Friday, March 29, 2013

Ride, Cockney, Ride!

When I was researching Easter customs (oh, lovely, lovely research!), I ran across a mention of Cockney riders distinguishing themselves at a hunt in Epping Forest on Easter Monday.  I don’t know about you, but most often I associate the term Cockney with the working-class Londoners who live near the Thames on the East Side.  In the nineteenth century, many of them would not even have owned horses, much less been known as bruising riders.  And hunting, in my mind, was generally reserved to the aristocrats and gentry out in the country.  So, of course, I had to investigate further!

It turns out that for most of the nineteenth century, Epping Forest held 7,000 acres of unenclosed woodland, marshland, and fields as part of a Royal Forest.  It was the haunt of highwaymen and gypsies, a place to bury bodies.  If you wanted to hunt there, you had to have a grant of right by the ruler. 

But over the years, a set of circumstances had led to the belief that the Lord Mayor, Aldermen, and all the citizens of London had the right to hunt a stag in Epping Forest on the Monday after Easter.  And hunt they did.  Until at least 1807, the Mayor and Alderman could be found chasing through the forest after a deer, with the City of London’s own pack of hounds.  But then other Easter civic duties crowded out their schedules, and the costs for keeping a pack of hounds was crowded out by more pressing fiscal responsibilities. 

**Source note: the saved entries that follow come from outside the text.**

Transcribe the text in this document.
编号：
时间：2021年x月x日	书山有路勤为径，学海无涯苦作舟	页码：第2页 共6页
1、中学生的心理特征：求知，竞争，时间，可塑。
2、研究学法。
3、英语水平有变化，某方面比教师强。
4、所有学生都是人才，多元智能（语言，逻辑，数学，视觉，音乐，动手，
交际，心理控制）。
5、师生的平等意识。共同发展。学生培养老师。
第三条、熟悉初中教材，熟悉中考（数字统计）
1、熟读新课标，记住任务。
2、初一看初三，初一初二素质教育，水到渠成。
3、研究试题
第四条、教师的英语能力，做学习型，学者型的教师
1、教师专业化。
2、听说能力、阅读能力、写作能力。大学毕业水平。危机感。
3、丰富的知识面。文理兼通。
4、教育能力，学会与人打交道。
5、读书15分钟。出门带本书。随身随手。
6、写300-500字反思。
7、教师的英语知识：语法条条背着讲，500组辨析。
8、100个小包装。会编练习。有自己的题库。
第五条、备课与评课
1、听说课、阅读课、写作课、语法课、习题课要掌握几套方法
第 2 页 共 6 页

Still, the citizens of London continued attending the hunt.  And various gentlemen made a sport of it.  For a few years, one fellow encouraged ladies to join the hunt, holding a ball at his nearby country house afterward.  Even when all the deer had left the forest, tame deer were brought in especially for the hunt, their antlers adorned with ribbons and garlands of flowers around their necks. 

Every type of horse and donkey, horseman and horsewoman, of every class, showed up, with dogs of all sorts.  Because of the cost of keeping a large enough pack of hounds, the dogs were cobbled together from several owners and often had trouble staying together as they coursed.  Vendors hawked pies and drinks.  Inns in the area did a brisk business too.  People climbed trees to watch as the deer was let loose and chased over hill and dale.  I was personally enheartened to hear that the deer was caught alive and lived to run again the next year, until I read further that everyone wanted some of its coat to commemorate the affair and in one case nearly plucked it bald! 

I think I’ll stick to colored eggs and Easter services to celebrate the day, thank you very much!  And to help you celebrate, I've written a very short story about how Samantha, Lady Everard, spent her Easter in 1805.  You can find it here.
Wishing you a very happy Easter, however you choose to celebrate!


Cara King said...

Fascinating, Regina! Though this idea of hunting a tame deer wearing ribbons and garlands seems pretty creepy to me, even if you didn't really intend to kill it. Ah, humans!

Regina Scott said...

I know, Cara. Supposedly the deer led them a merry chase, though. It was probably scared to death!

QNPoohBear said...

I agree with Cara. Killing tame deer wearing garlands and ribbons is all kinds of wrong.

I enjoyed the story. One of my favorite Easter memories is the Easter day my family spent having a picnic in Greenwich. We didn't do an egg roll. We usually do an egg hunt. (plastic eggs and candy)

Regina Scott said...

Thanks, QNPoohBear!

My brother and I hunted eggs when we were little, but usually in the house. Too many times Easter Sunday in the Seattle area (where I grew up) is just too wet to spend time outdoors. On the other hand, where I am today is glorious!